When We Long For Idols

The Way of the Cross ( Matt. 8: 34-38, NIV)
34 Then he called the crowd to him along with his disciples and said: “Whoever wants to be my disciple must deny themselves and take up their cross and follow me. 35 For whoever wants to save their life will lose it, but whoever loses their life for me and for the gospel will save it. 36 What good is it for someone to gain the whole world, yet forfeit their soul? 37 Or what can anyone give in exchange for their soul? 38 If anyone is ashamed of me and my words in this adulterous and sinful generation, the Son of Man will be ashamed of them when he comes in his Father’s glory with the holy angels.”

As I read through this part of Matthew this morning, and after listening to one of Billy Graham’s crusade sermons from many years ago, I began to meditate on the specifics of what I had gathered from the two. It was clear to me that a huge part of denying oneself is to deny the idolatry we so desperately tend to chase after.

‘Gaining the whole world’ is the driving force within the natural man. Is it not? We may not necessarily — literally — want to gain the whole world, but we do strive to gain what we want out of life. Whether that gain is of a simple factor, or a great gain of making a name or title of oneself. We want control.

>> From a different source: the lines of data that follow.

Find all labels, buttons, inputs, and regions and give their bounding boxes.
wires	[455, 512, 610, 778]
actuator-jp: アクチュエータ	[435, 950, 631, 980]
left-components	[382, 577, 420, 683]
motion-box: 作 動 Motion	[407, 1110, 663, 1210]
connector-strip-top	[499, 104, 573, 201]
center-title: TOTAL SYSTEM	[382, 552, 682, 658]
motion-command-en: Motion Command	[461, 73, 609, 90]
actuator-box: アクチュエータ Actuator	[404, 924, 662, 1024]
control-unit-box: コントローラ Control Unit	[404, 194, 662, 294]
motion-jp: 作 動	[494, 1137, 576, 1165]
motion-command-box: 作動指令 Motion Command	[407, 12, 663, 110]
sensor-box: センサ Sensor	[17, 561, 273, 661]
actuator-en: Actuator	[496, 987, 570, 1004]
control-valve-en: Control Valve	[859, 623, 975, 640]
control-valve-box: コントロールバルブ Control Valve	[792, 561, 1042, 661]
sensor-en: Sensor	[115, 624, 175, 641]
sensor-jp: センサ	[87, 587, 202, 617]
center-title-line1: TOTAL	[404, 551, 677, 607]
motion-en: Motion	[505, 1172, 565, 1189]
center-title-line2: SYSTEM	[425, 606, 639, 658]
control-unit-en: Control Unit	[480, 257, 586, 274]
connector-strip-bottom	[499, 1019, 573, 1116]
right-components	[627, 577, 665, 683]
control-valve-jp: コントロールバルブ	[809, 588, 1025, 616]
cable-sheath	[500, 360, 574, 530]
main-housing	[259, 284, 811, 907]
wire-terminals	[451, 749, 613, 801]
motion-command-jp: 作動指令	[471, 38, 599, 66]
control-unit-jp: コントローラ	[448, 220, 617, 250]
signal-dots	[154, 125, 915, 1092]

Think about it. Most are constantly trying to gather the accomplishments to place under their belt of individuality. But, for what? Is it for the world to see — as we live in a world that is built upon competition? Is it to fill the empty place within us that we believe we can satisfy with that certain (insert your fill here)? Is it the satisfaction one can get by having more than the next, as the egoic mind takes the winning place among the players?

I believe it is all of the above.

I believe the pride we all possess is exactly what Jesus was telling the crowd to let go of as He spoke to them that day. He said that they must, “deny themselves”. As He said they must take up their cross (crucify the prideful flesh), and follow Him (look to THE TRUTH, which is Him: the embodiment of truth in all of heaven and earth), He soon followed up with the question:

What good is it for someone to gain the whole world, yet forfeit their soul?

This is the rhetorical question I have been pondering this morning.

When we gain: The riches, the titles, the materials, the achievements, the hundreds, or thousands, or even millions of gains within this world (outside of His eternal world and the world we inherit in Him within this fallen world), are we remembering where these things have come from? I heard the famous Samuel L. Jackson say something along the lines of his accomplishments not coming from a God, but rather, them coming from his hard work. This example is the epitome of the type of pride, and in my view this morning, idolatry, Jesus was speaking of.

For whoever wants to save their life will lose it, but whoever loses their life for me and for the gospel will save it.

I think the man or woman without Jesus is very blind. I believe they wholeheartedly believe that everything comes directly from their achievements, and God has absolutely nothing to do with it. They don’t see the gifts that He has provided — beginning with the gift of life they have been granted, all the way down to the opportunity of eternal life through Christ when they have run the course. They think they are dead when they are dead, and everything is just a gain or loss while experiencing the way they perceive the thing called life. They reject the words, “For whoever wants to save their life will lose it, but whoever loses their life for me and for the gospel will save it.” They reject God. They continue to lose — everything is considered a loss in one fashion or another, simply because they didn’t win. Nothing is ever satisfying outside of that win or gain, and the pat on the back becomes the only God they need.

The idolatry in all of this? Well, the majority don’t have a shrine in their backyard that they run to to worship (or maybe they do??), but they do have the entertainment of the world, or, as I had mentioned, the accomplishments accredited to self, and the many things that take the place of God being first in their lives — whether it be money, lust, intellect, materials, etc.

God commanded that we not have any other Gods before Him. I encourage you to take a look at the first two Commandments in Exodus 20. I encourage you to take a look at your life and really work on weeding out the pride and idolatry within it. Christ has forgiven you, but shouldn’t you serve Him in spirit and truth? Do you know His Spirit? Do you know His truth? Are you forfeiting your soul for your gain?

 

 

 

One thought on “When We Long For Idols

  1. Atheism in the informal sense is a profoundly religious attitude. An attitude in life of total trust of letting go. When we form images of god they are all really exhibitions of our lack of faith—something to hold on to, something to grasp. Religion tops the list in idolatry.